Divulgada na rede social Facebook, a proposta alcançou mais de 11 mil curtidas e 6,5 mil compartilhamentos em menos de 24 horas. A repercussão motivou reações contrárias de juristas e especialistas em sistema penal.
Juiz responsável pela fiscalização dos presídios gaúchos, Sidinei José Brzuska, lembra que a Lei de Execuções Penais, criada em 1984, já prevê o trabalho prisional como forma de indenizar as vítimas e ressarcir valores gastos pelo Estado. “Não é muito mais fácil cumprir a lei federal, que está em vigor faz 32 anos?”
Juiz da comarca de Venâncio Aires, João Francisco Goulart Borges afirma que a medida seria inócua. Para ele, a proposta não leva em conta a realidade prisional brasileira. “A grande maioria dos presos quer trabalhar, mas não temos estrutura suficiente para oferecer essa oportunidade.”
O magistrado defende outras medidas como forma de reduzir o custo do encarceramento à sociedade.
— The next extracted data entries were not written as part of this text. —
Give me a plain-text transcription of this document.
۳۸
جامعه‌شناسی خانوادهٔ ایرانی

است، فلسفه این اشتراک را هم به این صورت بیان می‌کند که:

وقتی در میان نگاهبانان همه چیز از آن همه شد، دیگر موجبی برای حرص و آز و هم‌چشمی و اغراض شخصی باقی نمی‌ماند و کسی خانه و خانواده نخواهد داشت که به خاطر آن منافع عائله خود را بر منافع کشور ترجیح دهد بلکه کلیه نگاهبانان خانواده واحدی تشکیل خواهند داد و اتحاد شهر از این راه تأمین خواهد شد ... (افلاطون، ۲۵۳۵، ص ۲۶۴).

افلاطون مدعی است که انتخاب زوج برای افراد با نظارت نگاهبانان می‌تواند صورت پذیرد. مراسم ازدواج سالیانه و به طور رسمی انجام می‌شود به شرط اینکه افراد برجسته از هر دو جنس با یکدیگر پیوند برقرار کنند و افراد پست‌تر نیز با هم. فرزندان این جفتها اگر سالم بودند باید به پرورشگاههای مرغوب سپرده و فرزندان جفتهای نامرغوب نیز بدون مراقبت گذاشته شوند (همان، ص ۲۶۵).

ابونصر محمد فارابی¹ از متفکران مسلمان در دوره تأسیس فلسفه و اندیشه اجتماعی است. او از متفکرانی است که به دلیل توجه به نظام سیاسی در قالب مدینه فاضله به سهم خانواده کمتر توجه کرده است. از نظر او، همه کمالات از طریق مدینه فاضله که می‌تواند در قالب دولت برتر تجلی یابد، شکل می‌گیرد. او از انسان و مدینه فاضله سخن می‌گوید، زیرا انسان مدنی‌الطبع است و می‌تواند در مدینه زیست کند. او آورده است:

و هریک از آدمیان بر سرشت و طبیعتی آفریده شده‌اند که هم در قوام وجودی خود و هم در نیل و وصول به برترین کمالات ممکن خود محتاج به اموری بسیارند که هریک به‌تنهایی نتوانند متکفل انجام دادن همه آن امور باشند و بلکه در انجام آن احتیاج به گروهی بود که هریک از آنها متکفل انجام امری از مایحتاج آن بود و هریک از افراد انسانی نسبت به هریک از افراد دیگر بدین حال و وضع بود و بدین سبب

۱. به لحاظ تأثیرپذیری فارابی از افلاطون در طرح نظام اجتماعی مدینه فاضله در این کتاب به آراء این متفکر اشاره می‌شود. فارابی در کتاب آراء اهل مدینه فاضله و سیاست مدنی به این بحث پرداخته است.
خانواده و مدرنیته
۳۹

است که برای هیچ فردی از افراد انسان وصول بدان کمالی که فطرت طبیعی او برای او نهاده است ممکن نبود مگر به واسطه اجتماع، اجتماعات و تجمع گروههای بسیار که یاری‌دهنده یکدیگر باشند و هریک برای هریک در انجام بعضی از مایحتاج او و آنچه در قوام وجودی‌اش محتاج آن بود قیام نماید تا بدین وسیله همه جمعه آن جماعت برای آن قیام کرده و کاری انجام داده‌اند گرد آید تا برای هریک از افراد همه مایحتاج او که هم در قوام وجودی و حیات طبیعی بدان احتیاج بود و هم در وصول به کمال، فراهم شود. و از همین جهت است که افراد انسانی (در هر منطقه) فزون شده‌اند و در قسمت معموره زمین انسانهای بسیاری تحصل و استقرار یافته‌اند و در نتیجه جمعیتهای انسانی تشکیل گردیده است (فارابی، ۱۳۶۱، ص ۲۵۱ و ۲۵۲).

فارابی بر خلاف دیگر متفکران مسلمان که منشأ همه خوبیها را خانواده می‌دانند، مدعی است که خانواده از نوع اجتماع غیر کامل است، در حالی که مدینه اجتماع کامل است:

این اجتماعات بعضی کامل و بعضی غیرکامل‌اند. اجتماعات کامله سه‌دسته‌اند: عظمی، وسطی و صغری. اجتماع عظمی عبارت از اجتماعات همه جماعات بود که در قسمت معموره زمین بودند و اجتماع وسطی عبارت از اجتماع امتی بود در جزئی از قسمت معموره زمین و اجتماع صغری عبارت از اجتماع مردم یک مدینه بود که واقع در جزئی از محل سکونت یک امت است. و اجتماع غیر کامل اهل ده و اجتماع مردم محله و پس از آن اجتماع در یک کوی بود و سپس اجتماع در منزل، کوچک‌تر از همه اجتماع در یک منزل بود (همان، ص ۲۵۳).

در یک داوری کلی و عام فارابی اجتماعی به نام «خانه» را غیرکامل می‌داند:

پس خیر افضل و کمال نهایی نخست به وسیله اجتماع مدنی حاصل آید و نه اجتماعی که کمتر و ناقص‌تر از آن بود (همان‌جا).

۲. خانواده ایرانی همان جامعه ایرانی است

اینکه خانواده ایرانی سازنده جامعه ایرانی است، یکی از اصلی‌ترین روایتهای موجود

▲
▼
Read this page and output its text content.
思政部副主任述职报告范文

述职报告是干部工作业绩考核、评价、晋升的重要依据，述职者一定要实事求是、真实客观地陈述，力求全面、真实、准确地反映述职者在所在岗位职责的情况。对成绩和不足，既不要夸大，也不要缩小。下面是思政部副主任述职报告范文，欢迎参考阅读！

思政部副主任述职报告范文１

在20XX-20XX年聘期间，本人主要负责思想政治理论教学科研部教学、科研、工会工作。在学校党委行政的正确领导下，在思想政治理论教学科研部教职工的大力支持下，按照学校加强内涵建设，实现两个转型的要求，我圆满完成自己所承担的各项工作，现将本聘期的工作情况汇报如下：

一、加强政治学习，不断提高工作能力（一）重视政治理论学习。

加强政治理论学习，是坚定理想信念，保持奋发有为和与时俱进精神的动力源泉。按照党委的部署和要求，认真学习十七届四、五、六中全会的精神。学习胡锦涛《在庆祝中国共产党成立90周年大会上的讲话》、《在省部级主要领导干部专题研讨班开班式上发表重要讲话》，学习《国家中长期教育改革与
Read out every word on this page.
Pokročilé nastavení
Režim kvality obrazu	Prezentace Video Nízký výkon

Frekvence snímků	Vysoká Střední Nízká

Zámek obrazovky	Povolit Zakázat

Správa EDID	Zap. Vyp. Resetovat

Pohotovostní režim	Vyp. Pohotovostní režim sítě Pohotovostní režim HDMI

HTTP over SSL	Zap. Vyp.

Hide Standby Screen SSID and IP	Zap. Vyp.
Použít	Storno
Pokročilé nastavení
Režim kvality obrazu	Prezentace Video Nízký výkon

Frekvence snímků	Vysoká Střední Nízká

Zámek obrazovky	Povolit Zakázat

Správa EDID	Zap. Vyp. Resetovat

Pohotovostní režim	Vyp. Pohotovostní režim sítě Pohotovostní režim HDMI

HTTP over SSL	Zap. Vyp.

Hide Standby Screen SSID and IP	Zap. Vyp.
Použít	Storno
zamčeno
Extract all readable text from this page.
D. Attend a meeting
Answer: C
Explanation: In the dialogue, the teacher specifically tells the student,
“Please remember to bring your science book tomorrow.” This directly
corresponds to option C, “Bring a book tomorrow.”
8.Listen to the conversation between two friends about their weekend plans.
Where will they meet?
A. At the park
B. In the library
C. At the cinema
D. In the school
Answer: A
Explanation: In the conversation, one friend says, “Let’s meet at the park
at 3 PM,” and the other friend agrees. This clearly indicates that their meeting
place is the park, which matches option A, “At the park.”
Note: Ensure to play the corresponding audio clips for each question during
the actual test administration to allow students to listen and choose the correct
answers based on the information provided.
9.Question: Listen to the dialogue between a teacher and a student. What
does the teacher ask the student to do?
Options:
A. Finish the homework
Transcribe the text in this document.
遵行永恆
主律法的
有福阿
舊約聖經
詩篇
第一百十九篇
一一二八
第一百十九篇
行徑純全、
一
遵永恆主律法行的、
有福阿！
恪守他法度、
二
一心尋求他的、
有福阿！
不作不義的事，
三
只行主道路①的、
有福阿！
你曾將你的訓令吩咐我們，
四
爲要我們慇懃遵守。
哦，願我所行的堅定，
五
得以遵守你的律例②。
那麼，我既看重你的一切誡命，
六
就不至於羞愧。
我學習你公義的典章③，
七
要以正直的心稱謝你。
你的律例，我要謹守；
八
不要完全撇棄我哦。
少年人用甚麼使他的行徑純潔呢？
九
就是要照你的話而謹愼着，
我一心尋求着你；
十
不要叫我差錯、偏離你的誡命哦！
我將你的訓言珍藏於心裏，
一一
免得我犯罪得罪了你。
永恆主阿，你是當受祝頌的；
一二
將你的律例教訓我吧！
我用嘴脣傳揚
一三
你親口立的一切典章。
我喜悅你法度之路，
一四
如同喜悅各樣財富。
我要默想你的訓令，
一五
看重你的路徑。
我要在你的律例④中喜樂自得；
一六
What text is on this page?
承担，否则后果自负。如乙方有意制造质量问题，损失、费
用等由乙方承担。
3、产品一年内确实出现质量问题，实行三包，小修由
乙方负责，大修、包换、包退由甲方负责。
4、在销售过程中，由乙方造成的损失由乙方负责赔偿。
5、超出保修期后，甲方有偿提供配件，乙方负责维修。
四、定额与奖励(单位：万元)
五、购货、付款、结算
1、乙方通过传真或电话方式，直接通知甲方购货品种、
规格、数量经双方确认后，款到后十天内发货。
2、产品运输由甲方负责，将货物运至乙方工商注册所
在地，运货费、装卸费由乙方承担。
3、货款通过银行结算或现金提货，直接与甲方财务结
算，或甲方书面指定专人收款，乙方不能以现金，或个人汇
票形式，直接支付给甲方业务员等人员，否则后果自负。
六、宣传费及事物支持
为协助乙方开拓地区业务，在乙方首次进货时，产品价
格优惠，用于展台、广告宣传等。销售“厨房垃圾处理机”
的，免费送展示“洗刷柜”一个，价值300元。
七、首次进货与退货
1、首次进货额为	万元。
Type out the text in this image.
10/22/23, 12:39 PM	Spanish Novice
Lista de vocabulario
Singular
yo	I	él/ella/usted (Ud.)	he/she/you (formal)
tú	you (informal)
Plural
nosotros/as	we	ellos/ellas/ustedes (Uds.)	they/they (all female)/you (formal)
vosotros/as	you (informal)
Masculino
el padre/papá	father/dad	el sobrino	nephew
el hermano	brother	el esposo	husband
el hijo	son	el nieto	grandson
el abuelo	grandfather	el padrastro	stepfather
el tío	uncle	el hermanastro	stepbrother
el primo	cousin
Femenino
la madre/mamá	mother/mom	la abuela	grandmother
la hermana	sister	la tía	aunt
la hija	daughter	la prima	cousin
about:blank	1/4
Entre as propostas, estão a privatização da administração das cadeias e a criação de penitenciárias menores, com separação de presos por periculosidade.
Mão de obra prisional
Diretor de Obras da Associação Lajeadense de Segurança Pública (Alsepro), Léo Katz afirma que a ideia poderia funcionar em países de primeiro mundo, mas não seria aplicável no Brasil. “Nossos presos vêm de famílias de baixa renda e são provenientes de uma sociedade não humanitária.”
Para ele, diante da falta de estrutura do Estado para oferecer ocupação durante o cumprimento das penas, debater o tema é fundamental. “Os presos saem da cadeia sem nenhum recurso financeiro ou qualificação profissional. Muitas vezes perdem até a referência familiar. Por isso a tendência é voltar à criminalidade.”
Katz é o responsável pela construção do presídio feminino de Lajeado, realizada com recursos da comunidade. Boa parte da mão de obra do empreendimento é prisional. Conforme o diretor da Alsepro, para habilitar condenados ao trabalho, é necessário fazer um trabalho de conscientização.
“A pessoa privada de liberdade está abalada emocionalmente. Então, temos que primeiro mostrar a decência que é trabalhar”, alega. Segundo Katz, também é fundamental oferecer ocupações saudáveis e dignas, caso contrário, os detentos não terão o incentivo necessário.
Para Katz, a qualidade da mão de obra prisional é razoável e existem muitas pessoas dispostas a trabalhar nas galerias e celas dos presídios gaúchos. “Nosso sistema prisional está podre, mas um projeto interesseiro não faz sentido.”
Debate importante
De acordo com o deputado Enio Bacci (PDT), apesar de tratar sobre uma questão já prevista em legislação federal, a proposta tem o mérito de levantar um debate importante para a sociedade. “A população não suporta mais os gastos com os presos.”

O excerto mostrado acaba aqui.